Foreign direct investment (FDI) in Africa will hit an unprecedented $80 billion this year, according to a new report (pdf, p. 5) by the African Development Bank. A growing proportion of that is coming from China, which has the largest stock of FDI in Africa of any non-OECD country—about $27.7 billion, according to the report.
That’s alarming for those who argue that China’s investment in the region amounts to little more than “check book diplomacy” of buying alliances and access to resources. But as we’ve pointed out, there are signs that China’s role in Africa is changing. Most recently, the Financial Times reported that this week, Beijing and the African Development Bank, a major lender to the region, will announce a $2 billion investment vehicle (paywall) that will open contracts to the best bidder, instead of just to Chinese firms.

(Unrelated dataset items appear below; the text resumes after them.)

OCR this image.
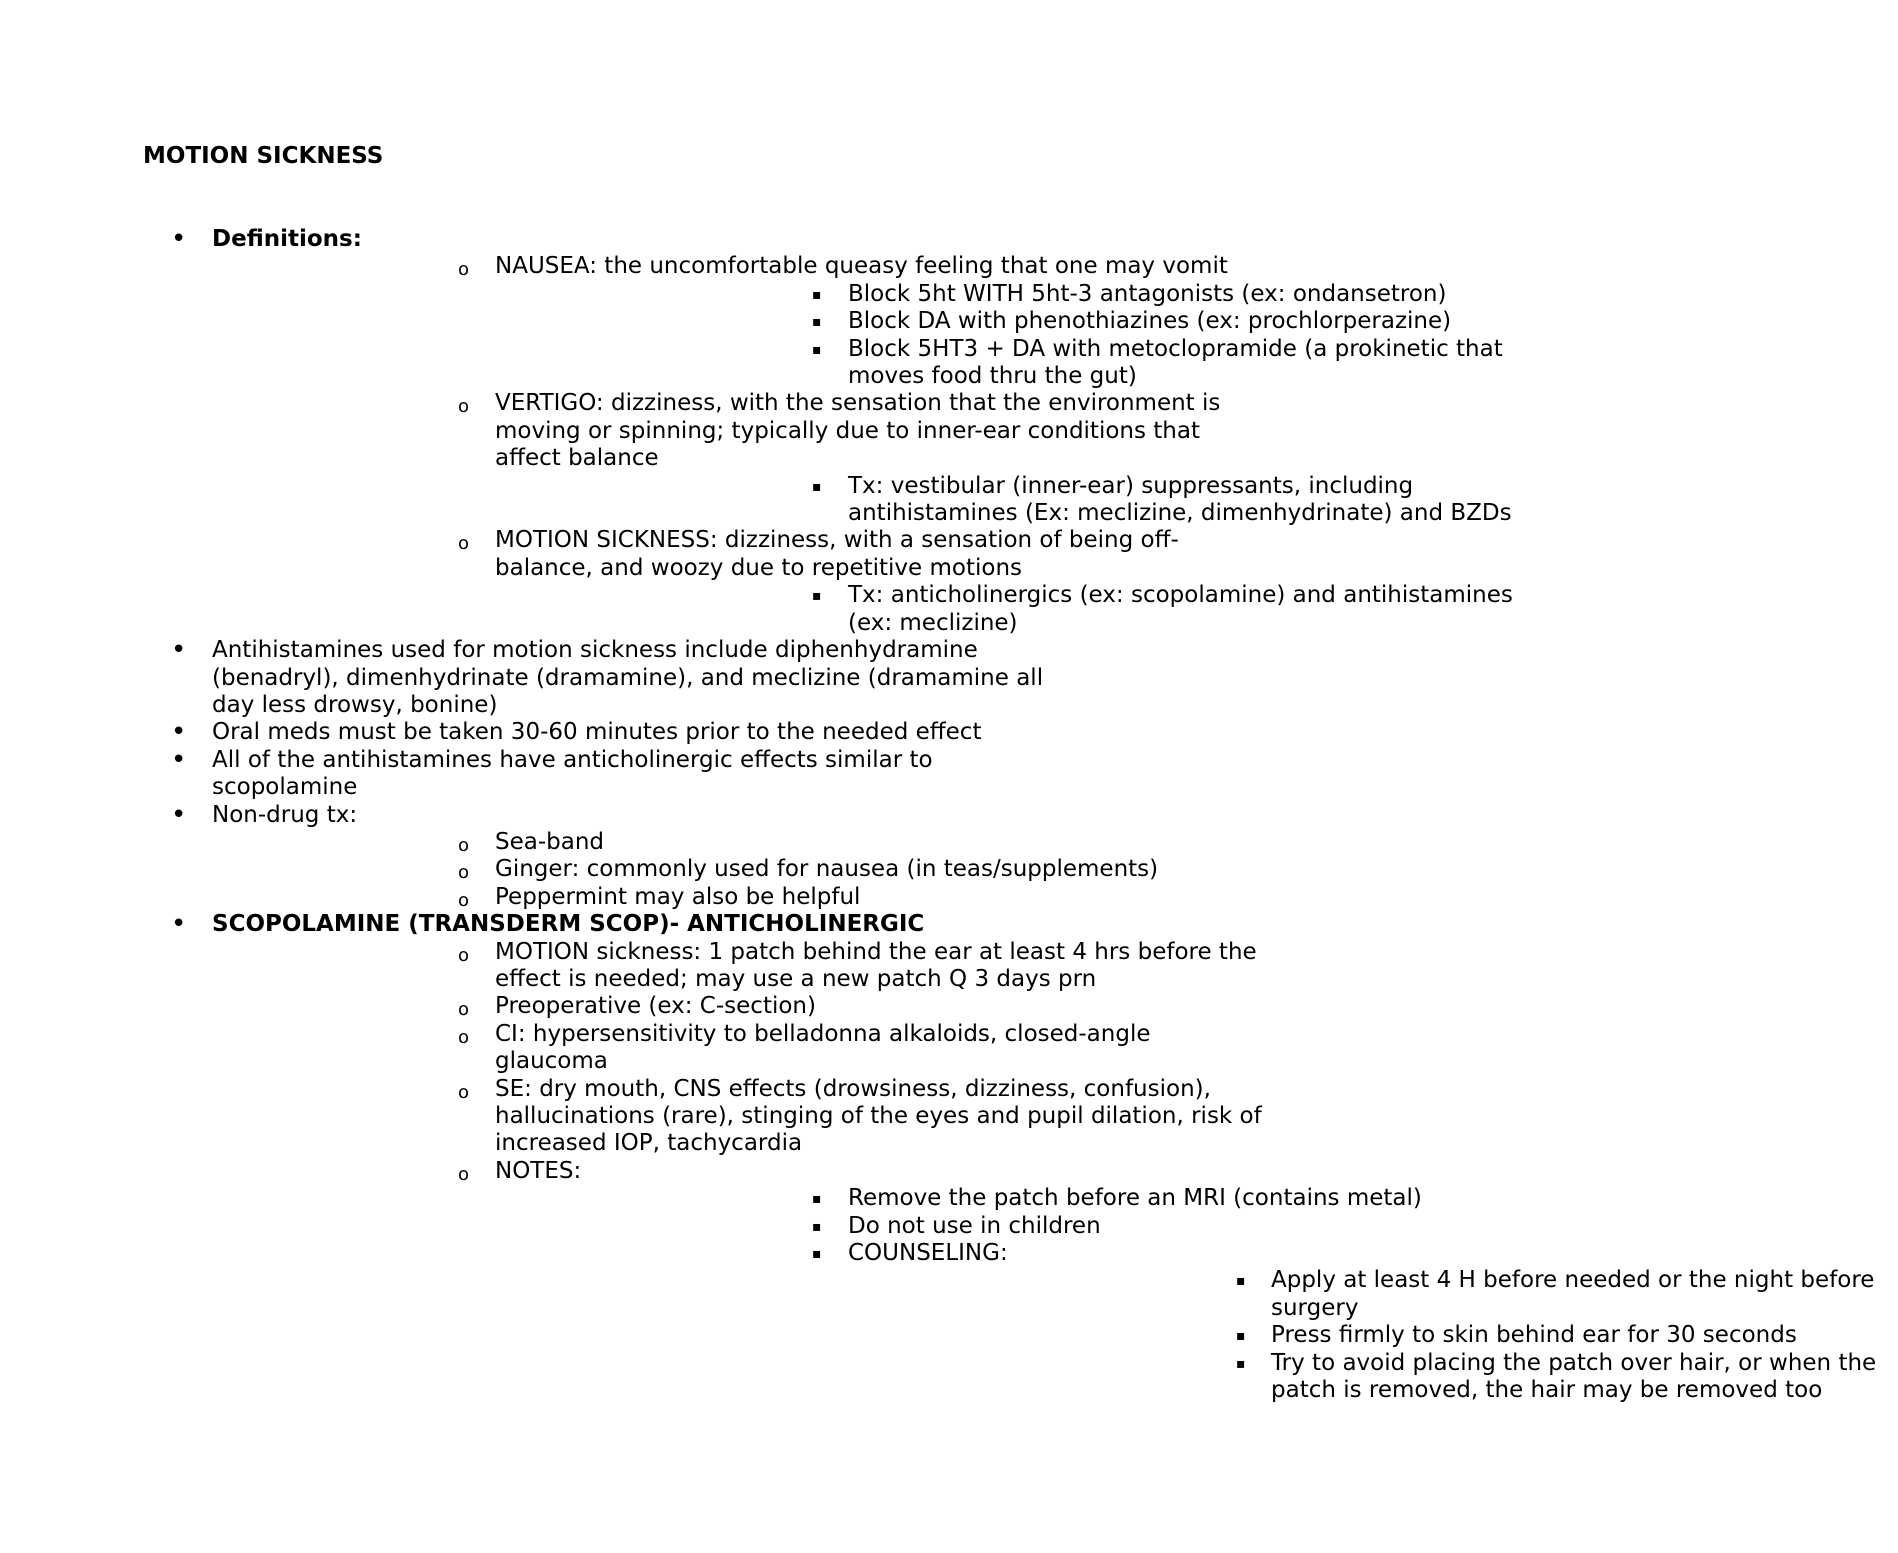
MOTION SICKNESS
• Definitions:
o NAUSEA: the uncomfortable queasy feeling that one may vomit
▪ Block 5ht WITH 5ht-3 antagonists (ex: ondansetron)
▪ Block DA with phenothiazines (ex: prochlorperazine)
▪ Block 5HT3 + DA with metoclopramide (a prokinetic that moves food thru the gut)
o VERTIGO: dizziness, with the sensation that the environment is moving or spinning; typically due to inner-ear conditions that affect balance
▪ Tx: vestibular (inner-ear) suppressants, including antihistamines (Ex: meclizine, dimenhydrinate) and BZDs
o MOTION SICKNESS: dizziness, with a sensation of being off-balance, and woozy due to repetitive motions
▪ Tx: anticholinergics (ex: scopolamine) and antihistamines (ex: meclizine)
• Antihistamines used for motion sickness include diphenhydramine (benadryl), dimenhydrinate (dramamine), and meclizine (dramamine all day less drowsy, bonine)
• Oral meds must be taken 30-60 minutes prior to the needed effect
• All of the antihistamines have anticholinergic effects similar to scopolamine
• Non-drug tx:
o Sea-band
o Ginger: commonly used for nausea (in teas/supplements)
o Peppermint may also be helpful
• SCOPOLAMINE (TRANSDERM SCOP)- ANTICHOLINERGIC
o MOTION sickness: 1 patch behind the ear at least 4 hrs before the effect is needed; may use a new patch Q 3 days prn
o Preoperative (ex: C-section)
o CI: hypersensitivity to belladonna alkaloids, closed-angle glaucoma
o SE: dry mouth, CNS effects (drowsiness, dizziness, confusion), hallucinations (rare), stinging of the eyes and pupil dilation, risk of increased IOP, tachycardia
o NOTES:
▪ Remove the patch before an MRI (contains metal)
▪ Do not use in children
▪ COUNSELING:
▪ Apply at least 4 H before needed or the night before surgery
▪ Press firmly to skin behind ear for 30 seconds
▪ Try to avoid placing the patch over hair, or when the patch is removed, the hair may be removed too
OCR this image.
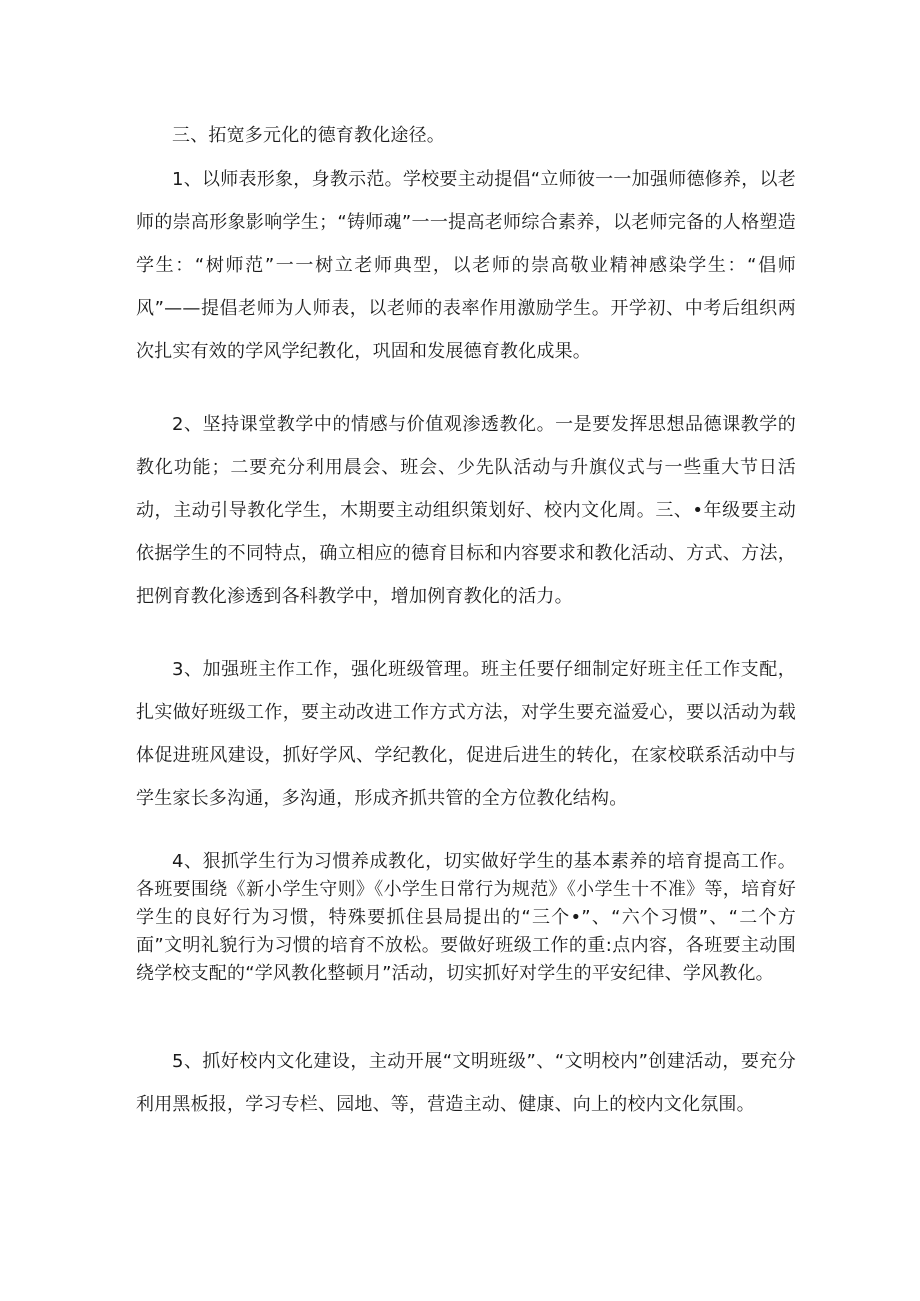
三、拓宽多元化的德育教化途径。

1、以师表形象，身教示范。学校要主动提倡“立师彼一一加强师德修养，以老师的崇高形象影响学生；“铸师魂”一一提高老师综合素养，以老师完备的人格塑造学生：“树师范”一一树立老师典型，以老师的崇高敬业精神感染学生：“倡师风”——提倡老师为人师表，以老师的表率作用激励学生。开学初、中考后组织两次扎实有效的学风学纪教化，巩固和发展德育教化成果。

2、坚持课堂教学中的情感与价值观渗透教化。一是要发挥思想品德课教学的教化功能；二要充分利用晨会、班会、少先队活动与升旗仪式与一些重大节日活动，主动引导教化学生，木期要主动组织策划好、校内文化周。三、•年级要主动依据学生的不同特点，确立相应的德育目标和内容要求和教化活动、方式、方法，把例育教化渗透到各科教学中，增加例育教化的活力。

3、加强班主作工作，强化班级管理。班主任要仔细制定好班主任工作支配，扎实做好班级工作，要主动改进工作方式方法，对学生要充溢爱心，要以活动为载体促进班风建设，抓好学风、学纪教化，促进后进生的转化，在家校联系活动中与学生家长多沟通，多沟通，形成齐抓共管的全方位教化结构。

4、狠抓学生行为习惯养成教化，切实做好学生的基本素养的培育提高工作。各班要围绕《新小学生守则》《小学生日常行为规范》《小学生十不准》等，培育好学生的良好行为习惯，特殊要抓住县局提出的“三个•”、“六个习惯”、“二个方面”文明礼貌行为习惯的培育不放松。要做好班级工作的重:点内容，各班要主动围绕学校支配的“学风教化整顿月”活动，切实抓好对学生的平安纪律、学风教化。

5、抓好校内文化建设，主动开展“文明班级”、“文明校内”创建活动，要充分利用黑板报，学习专栏、园地、等，营造主动、健康、向上的校内文化氛围。
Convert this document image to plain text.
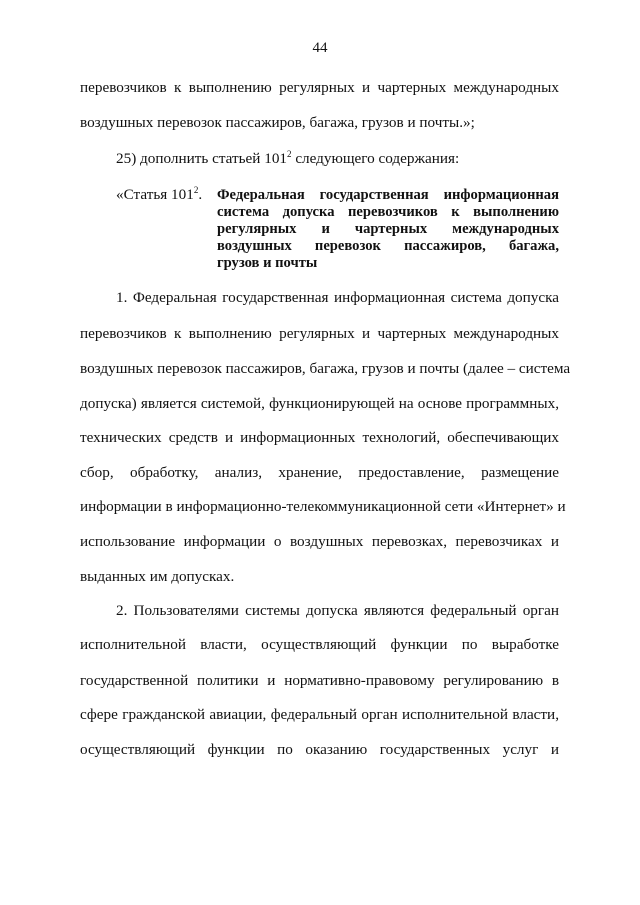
44
перевозчиков к выполнению регулярных и чартерных международных
воздушных перевозок пассажиров, багажа, грузов и почты.»;
25) дополнить статьей $101^2$ следующего содержания:
«Статья $101^2$. Федеральная государственная информационная
система допуска перевозчиков к выполнению
регулярных и чартерных международных
воздушных перевозок пассажиров, багажа,
грузов и почты
1. Федеральная государственная информационная система допуска
перевозчиков к выполнению регулярных и чартерных международных
воздушных перевозок пассажиров, багажа, грузов и почты (далее – система
допуска) является системой, функционирующей на основе программных,
технических средств и информационных технологий, обеспечивающих
сбор, обработку, анализ, хранение, предоставление, размещение
информации в информационно-телекоммуникационной сети «Интернет» и
использование информации о воздушных перевозках, перевозчиках и
выданных им допусках.
2. Пользователями системы допуска являются федеральный орган
исполнительной власти, осуществляющий функции по выработке
государственной политики и нормативно-правовому регулированию в
сфере гражданской авиации, федеральный орган исполнительной власти,
осуществляющий функции по оказанию государственных услуг и
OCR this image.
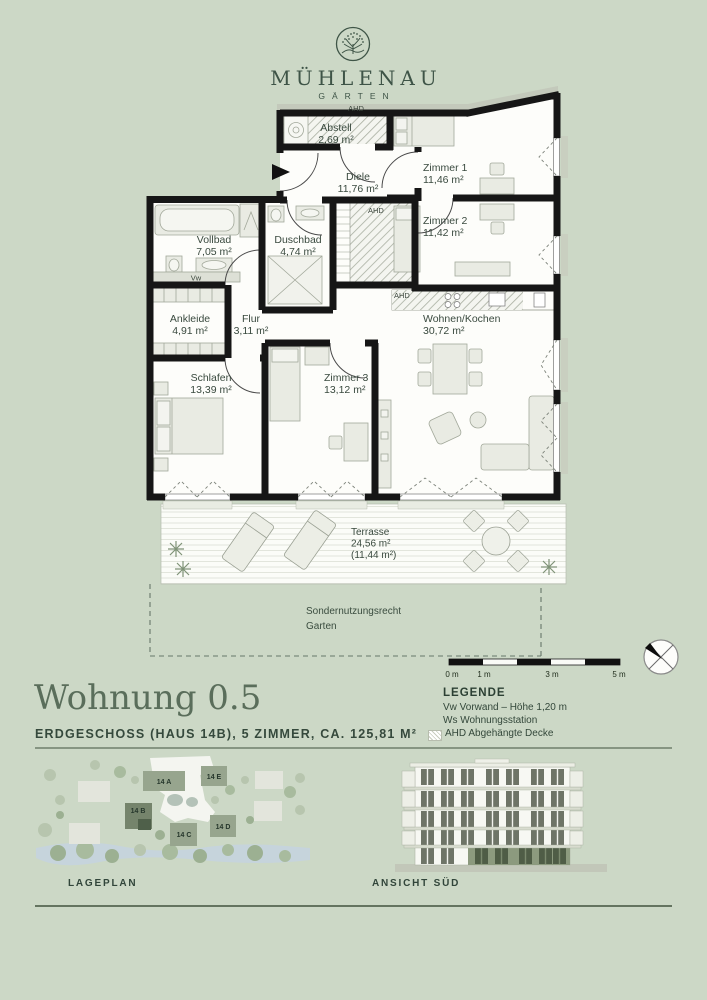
Terrasse
24,56 m²
(11,44 m²)
Sondernutzungsrecht
Garten
Abstell
2,69 m²
Diele
11,76 m²
Zimmer 1
11,46 m²
Zimmer 2
11,42 m²
Vollbad
7,05 m²
Duschbad
4,74 m²
Ankleide
4,91 m²
Flur
3,11 m²
Schlafen
13,39 m²
Zimmer 3
13,12 m²
Wohnen/Kochen
30,72 m²
AHD
AHD
AHD
Vw
0 m 1 m	3 m	5 m
14 A
14 E
14 B
14 C
14 D
MÜHLENAU
GÄRTEN
Wohnung 0.5
ERDGESCHOSS (HAUS 14B), 5 ZIMMER, CA. 125,81 M²
LEGENDE
Vw Vorwand – Höhe 1,20 m
Ws Wohnungsstation
AHD Abgehängte Decke
LAGEPLAN	ANSICHT SÜD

“If it’s true…this is a huge change and a very welcome one,” Deborah Brautigam, an expert in China-Africa relations at Johns Hopkins University, wrote on her blog. “I suspect that Chinese firms will still win the majority of contracts but what an excellent tactic by a maturing Chinese leadership to make them compete internationally for their wins.”
Chinese policy banks have have been criticized for awarding projects to Chinese companies who import their own labor to the region. Some African officials have complained about shoddy construction and projects that bring little benefit to the local economy. Beijing has also been criticized for not disclosing how much is given in development aid. Others have labeled China’s behavior in the region “neocolonialist.”
The $2 billion fund is small compared to the amount of total amount of money China has been pledging in the region, including $1 trillion in financing for infrastructure projects between now and 2025, funded by China’s state-owned Export-Import Bank. During premier Li Keqiang’s recent trip to the region, he pledged to increase China’s line of credit to African countries to a total of $30 billion.
Still, it’s a sign that Beijing—in response to criticism, as well as expanding trade between the China and the region—appears keen to switch tactics, a sentiment evident in the project’s name: the “Africa Growing Together Fund.”